Today, MoveOn.org and VoteVets.org joined the growing movement to amplify the testimonies of former interrogators and reveal the repercussions of treating prisoners inhumanely. Their joint campaign features a video with Jay Bagwell, an Afghanistan veteran and counterintelligence agent, who reaffirmed Alexander’s assessment of Cheney’s torture policy. According to Bagwell, “Torture puts our troops in danger, torture makes our troops less safe, torture creates terrorists. It’s used so widely as a propaganda tool now in Afghanistan. All too often, detainees have pamphlets on them, depicting what happened at Guantanamo.”

Thanks to Alexander, Bagwell, and other former interrogators who have come forward, it’s now abundantly clear that the Bush administration’s highly controversial, unlawful methods of extracting information were both unsuccessful (read TIME’s recent article “After Waterboarding: How to Make Terrorists Talk?“) and counterproductive. Guantanamo Bay and Abu Ghraib now stand as evidence of the Bush administration’s criminality and morally bankrupt behavior, and they have become recruiting tools for insurgents and terrorists to attack American soldiers in Iraq and Afghanistan.

The MoveOn/VoteVets video comes in conjunction with a petition urging Congress to support Obama’s decision to shut down Gitmo once and for all. Honestly, this campaign couldn’t have come soon enough.

Last week, the Senate rejected Obama’s call for funds to close Gitmo.
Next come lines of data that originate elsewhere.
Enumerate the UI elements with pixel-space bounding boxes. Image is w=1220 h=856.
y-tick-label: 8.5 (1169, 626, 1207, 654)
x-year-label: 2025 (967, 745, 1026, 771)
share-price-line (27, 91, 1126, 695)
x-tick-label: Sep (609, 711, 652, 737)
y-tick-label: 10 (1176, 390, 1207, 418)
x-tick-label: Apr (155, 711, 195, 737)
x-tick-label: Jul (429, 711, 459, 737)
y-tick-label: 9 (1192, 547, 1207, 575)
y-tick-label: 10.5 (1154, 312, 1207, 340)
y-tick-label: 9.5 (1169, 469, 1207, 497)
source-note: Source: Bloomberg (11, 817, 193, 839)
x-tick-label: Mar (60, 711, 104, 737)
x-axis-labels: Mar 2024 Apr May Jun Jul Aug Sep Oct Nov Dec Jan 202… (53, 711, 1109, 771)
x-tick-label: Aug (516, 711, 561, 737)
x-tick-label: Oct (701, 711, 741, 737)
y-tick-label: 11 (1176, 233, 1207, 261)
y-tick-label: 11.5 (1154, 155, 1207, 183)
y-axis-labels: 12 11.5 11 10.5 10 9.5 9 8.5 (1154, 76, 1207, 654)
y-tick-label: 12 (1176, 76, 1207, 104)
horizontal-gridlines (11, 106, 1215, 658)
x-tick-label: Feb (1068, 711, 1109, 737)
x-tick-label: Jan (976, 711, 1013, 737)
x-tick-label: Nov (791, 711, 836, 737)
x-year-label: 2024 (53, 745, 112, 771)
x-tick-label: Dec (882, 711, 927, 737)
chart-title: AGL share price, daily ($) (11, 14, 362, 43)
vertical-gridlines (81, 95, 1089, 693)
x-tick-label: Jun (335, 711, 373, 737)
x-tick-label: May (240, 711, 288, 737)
And while Obama kicked off his administration by announcing plans to shutter Gitmo and release the Justice Dept’s torture memos, as Jonathan Schell explains at the The Nation, Obama has since: hampered the formation of an independent commission to investigate the Bush administration’s use of torture; reversed courses on the release of Pentagon photos documenting abuse; supported the continuance of the Bush administration’s unconstitutional military commissions; and backed the indefinite detention of detainees.

That’s why it’s encouraging to see MoveOn throw their weight behind this issue right now, particularly since the video focused on a vet from Afghanistan. “The most powerful grassroots organization in the peace movement” took a lot of heat from activist Tom Hayden recently for largely failing to criticize the Obama administration’s plans for military escalation in Afghanistan and Pakistan. Hayden’s absolutely right in that we need MoveOn to play a more active role in shaping public discourse about the long war and torture.

Rather than allow the Obama administration to buckle under right-wing pressure and fearmongering in the wake of Cheney’s “Torture Tour,” we have to encourage both the President and Congress to close Gitmo, restore America’s reputation, and bring guilty members of the Bush administration to justice.